April 28, 2014

prefer emacs-in-terminal to emacs-with-native-ui

Filed under: Uncategorized — @ 12:00 a.m.
prefer emacs-in-terminal to emacs-with-native-ui

Until today, I was using Yamamoto Mitsuharu's emacs-mac-port which is highly customized for OS X. It's a beautiful integration featuring per-pixel scrolling, mapping of the command key to emacs-Meta, and some other things I can't think of nor do I miss too terribly now that I'm not using it1.

I've been using the shell from inside Emacs, and I've come to the conclusion that it's entirely unsuited for my purposes. It'd be really neat if shell-mode were usable for me, and perhaps it will become so at some point but I've determined that any shell implementation that doesn't do man pages well and correctly is an inadequate shell and I'll go elsewhere, thank you very much.

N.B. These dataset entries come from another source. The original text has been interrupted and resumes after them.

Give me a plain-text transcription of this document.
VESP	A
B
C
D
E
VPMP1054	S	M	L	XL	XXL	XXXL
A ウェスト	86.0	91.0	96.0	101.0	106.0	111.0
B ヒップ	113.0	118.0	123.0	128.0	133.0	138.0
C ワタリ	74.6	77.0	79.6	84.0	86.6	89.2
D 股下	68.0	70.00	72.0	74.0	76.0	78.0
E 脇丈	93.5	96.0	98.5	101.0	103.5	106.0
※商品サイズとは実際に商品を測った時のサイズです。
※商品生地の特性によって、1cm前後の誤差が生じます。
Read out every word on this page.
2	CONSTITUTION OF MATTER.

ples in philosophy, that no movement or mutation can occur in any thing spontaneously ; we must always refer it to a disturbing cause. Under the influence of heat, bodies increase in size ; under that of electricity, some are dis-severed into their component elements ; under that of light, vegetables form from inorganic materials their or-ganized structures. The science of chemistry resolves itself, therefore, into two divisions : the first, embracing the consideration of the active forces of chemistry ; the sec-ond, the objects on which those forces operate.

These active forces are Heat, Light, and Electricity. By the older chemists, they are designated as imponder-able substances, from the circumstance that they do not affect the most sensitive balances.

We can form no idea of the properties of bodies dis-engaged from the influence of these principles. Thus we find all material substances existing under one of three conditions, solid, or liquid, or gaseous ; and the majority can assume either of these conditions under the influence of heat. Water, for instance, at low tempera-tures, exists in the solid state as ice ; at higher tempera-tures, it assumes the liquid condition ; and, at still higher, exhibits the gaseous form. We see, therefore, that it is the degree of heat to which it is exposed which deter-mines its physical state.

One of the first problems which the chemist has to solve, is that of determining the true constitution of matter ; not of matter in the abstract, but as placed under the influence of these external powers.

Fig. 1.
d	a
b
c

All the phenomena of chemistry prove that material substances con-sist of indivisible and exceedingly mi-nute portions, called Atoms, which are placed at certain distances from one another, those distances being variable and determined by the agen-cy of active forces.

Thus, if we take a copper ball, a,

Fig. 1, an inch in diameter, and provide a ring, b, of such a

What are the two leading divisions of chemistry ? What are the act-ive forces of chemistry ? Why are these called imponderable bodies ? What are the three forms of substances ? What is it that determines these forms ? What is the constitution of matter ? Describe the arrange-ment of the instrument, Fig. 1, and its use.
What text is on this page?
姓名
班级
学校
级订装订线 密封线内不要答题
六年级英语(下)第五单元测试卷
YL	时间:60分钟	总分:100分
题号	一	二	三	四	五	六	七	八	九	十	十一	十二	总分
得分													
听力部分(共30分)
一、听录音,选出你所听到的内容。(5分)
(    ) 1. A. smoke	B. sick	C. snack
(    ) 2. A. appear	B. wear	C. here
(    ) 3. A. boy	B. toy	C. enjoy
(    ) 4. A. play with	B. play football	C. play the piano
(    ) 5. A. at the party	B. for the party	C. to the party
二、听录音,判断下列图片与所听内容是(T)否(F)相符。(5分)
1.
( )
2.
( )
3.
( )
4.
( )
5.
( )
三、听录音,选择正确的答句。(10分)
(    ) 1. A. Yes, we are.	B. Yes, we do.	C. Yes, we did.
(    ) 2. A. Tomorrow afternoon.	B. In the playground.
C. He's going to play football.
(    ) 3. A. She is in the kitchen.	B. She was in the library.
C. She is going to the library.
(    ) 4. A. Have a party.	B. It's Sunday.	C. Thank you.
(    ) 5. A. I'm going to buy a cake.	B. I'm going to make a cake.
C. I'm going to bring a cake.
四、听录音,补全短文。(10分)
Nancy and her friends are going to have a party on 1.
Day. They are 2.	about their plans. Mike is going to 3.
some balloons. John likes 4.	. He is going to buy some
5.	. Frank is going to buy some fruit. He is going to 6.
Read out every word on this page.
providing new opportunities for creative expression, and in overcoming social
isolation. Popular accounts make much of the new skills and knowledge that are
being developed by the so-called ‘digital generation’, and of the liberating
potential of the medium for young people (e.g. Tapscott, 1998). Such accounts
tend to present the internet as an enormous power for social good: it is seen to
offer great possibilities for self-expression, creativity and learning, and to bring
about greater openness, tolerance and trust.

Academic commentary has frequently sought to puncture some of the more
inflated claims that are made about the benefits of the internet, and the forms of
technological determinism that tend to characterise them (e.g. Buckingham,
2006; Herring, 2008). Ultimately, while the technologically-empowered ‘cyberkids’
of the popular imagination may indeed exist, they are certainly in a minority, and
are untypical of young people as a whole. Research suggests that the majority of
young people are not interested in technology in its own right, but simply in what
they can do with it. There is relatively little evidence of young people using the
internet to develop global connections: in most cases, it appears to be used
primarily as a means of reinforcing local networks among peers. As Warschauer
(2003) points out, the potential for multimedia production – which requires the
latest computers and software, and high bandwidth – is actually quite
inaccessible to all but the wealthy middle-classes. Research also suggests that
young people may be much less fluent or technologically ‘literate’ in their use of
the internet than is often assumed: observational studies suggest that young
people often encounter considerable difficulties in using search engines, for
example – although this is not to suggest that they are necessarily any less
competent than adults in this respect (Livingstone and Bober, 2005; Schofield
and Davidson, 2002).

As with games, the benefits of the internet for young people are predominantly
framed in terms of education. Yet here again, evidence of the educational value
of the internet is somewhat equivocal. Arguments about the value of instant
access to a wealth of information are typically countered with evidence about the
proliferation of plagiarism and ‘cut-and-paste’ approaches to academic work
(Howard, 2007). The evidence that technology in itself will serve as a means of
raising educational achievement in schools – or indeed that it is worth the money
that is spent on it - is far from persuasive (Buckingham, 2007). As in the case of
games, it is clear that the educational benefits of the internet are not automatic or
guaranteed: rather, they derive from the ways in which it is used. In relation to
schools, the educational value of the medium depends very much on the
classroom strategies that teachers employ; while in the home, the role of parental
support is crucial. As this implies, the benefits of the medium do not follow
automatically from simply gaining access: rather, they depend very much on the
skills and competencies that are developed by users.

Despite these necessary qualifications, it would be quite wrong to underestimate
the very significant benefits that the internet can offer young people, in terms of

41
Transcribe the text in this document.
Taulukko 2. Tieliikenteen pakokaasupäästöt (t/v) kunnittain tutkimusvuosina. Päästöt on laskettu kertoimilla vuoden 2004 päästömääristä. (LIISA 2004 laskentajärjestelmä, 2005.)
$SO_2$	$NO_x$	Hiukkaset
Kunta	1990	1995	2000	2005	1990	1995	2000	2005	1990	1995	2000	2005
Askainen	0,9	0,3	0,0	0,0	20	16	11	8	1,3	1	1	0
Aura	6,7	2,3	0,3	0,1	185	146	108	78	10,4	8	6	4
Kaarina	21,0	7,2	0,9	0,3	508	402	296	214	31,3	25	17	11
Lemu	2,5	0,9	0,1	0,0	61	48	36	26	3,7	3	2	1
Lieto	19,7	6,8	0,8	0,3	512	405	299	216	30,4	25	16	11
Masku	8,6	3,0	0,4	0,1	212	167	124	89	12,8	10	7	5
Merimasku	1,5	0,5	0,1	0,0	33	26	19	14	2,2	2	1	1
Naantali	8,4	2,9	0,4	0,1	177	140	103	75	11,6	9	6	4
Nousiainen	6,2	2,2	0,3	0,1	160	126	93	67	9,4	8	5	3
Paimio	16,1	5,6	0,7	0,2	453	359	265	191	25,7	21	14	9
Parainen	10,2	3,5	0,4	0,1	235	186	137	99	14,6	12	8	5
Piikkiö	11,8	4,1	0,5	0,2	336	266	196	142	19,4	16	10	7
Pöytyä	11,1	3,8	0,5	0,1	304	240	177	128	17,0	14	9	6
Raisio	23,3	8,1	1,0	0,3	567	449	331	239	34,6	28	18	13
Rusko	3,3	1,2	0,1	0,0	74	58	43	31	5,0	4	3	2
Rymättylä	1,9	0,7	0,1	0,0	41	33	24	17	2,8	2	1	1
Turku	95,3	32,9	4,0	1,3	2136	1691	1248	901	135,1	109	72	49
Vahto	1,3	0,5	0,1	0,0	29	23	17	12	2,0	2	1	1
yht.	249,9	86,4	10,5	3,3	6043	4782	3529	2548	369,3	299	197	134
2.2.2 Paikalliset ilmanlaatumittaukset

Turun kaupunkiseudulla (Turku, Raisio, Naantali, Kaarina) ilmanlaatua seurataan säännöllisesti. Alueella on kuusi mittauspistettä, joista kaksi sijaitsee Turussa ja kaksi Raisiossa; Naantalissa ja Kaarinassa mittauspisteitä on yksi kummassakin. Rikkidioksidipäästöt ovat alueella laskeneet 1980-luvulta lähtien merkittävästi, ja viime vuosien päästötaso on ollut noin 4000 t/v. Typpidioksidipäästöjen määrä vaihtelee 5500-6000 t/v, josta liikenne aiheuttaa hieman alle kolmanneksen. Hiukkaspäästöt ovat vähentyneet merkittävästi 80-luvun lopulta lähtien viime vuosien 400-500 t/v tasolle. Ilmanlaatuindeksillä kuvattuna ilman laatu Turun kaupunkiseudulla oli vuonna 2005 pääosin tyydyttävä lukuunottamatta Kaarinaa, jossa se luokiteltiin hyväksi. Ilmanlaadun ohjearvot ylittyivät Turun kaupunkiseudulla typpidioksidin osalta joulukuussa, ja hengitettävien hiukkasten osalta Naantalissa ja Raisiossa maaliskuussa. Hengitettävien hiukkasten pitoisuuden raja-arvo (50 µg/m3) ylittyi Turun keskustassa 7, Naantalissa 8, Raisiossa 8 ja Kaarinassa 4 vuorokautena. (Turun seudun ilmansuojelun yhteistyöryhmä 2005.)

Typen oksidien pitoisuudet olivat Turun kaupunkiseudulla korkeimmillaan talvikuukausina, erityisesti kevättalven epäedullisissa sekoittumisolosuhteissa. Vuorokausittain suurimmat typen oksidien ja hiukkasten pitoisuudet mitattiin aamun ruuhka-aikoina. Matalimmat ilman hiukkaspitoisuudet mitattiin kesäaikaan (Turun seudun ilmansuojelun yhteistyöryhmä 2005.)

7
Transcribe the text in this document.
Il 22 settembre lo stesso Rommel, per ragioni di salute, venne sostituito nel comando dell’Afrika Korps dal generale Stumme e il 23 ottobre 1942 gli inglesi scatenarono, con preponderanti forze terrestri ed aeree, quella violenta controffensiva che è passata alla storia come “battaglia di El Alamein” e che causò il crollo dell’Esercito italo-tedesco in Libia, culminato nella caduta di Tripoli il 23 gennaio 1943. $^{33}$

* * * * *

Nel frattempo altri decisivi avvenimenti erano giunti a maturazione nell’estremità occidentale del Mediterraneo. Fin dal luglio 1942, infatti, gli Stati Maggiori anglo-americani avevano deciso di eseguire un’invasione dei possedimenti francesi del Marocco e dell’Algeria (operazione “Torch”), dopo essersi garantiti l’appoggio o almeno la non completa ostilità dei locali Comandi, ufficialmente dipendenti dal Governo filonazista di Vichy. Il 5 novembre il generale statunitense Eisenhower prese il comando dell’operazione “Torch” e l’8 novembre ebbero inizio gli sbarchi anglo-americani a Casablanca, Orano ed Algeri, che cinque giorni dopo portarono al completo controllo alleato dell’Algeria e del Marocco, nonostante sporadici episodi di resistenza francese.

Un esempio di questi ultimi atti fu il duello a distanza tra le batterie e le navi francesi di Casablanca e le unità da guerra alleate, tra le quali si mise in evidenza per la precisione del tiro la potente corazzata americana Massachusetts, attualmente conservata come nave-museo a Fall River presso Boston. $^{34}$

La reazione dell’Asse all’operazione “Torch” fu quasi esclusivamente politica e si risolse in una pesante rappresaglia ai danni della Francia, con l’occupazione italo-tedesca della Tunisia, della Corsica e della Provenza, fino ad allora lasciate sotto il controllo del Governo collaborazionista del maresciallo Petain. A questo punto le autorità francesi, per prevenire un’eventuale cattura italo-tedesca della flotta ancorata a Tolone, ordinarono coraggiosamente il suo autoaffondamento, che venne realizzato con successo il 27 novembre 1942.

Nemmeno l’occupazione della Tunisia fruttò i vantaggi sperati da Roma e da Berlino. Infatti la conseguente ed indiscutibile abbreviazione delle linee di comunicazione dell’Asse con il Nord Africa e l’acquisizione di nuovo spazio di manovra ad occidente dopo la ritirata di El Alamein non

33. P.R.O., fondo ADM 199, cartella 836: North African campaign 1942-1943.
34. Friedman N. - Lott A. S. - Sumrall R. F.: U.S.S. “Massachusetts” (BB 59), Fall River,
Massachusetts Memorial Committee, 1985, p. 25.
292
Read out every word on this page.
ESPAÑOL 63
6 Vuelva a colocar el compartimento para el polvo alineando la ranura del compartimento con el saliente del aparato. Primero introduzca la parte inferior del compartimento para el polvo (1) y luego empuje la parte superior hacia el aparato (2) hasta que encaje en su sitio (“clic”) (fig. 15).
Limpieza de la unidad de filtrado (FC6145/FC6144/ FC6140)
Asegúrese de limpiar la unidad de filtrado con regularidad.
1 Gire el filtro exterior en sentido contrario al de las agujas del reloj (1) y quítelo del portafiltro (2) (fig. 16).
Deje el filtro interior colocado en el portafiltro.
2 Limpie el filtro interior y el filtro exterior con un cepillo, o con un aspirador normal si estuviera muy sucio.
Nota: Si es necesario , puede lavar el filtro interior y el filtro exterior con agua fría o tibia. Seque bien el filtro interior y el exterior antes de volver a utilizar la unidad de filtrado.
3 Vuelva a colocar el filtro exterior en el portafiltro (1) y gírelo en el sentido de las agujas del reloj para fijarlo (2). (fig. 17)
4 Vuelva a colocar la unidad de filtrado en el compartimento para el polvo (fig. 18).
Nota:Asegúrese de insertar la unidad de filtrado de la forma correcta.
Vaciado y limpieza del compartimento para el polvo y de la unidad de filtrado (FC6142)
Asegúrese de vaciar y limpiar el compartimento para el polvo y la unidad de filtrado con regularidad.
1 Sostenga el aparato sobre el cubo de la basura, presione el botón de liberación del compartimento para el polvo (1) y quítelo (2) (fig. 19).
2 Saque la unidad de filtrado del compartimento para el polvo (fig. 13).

I strive for any combination of the following onto 1 screen, with 1-chord focus switching between the regions:

  • editor
  • test runner
  • shell
  • compiler

The list continues, but that's the general top of it.

My flow now is to run Emacs daemonized2 in iTerm 2 (an open-source OS X terminal), and use the 'panes' functionality to get that much-desired one-chord access to my test runner or shell or IRC client or another Emacs client with an important org-file in it…

Now I just need to wire the terminal up correctly so that my arrow keys are sent correctly over my mosh connection3.



Two finger swipes between buffers, with beautiful left/right animations including acceleration and whatnot. Gorgeous! Not terrifically useful for my flow, though.


This is definitely speed related. Sometime in the near future I'll need to profile my elisp so that it takes less than 6 seconds to boot Emacs the way I like it setup on an AWS t1.micro.

As a side note, running my full emacs config AND a Datomic transactor AND a Clojure webapp ALL on an t1.micro is just too much for the tiny little web instance to handle. Linux ends up randomly killing processes to get enough memory back


After #bitcoin-assets moved to the new voicing model, I didn't much feel like constantly authenticating with the Web of Trust bots and then the channel-operating bot, so I…installed Emacs 24 with all relevant dotfiles on my VPS and let it stay logged in for as long as my dirt-cheap hosting provider can keep it up and attached to the internet. This process actually kicked off my discontent with my old Emacs setup as I was now having to juggle the UI widgetry and the shell+Emacs commands in my poor, extremely limited brain!

Oh yeah, mosh. It's the most awesome thing ever - I've yet to need to restart my connection into the VPS in question or have it drop permanently. Mosh: say goodbye to broken pipes!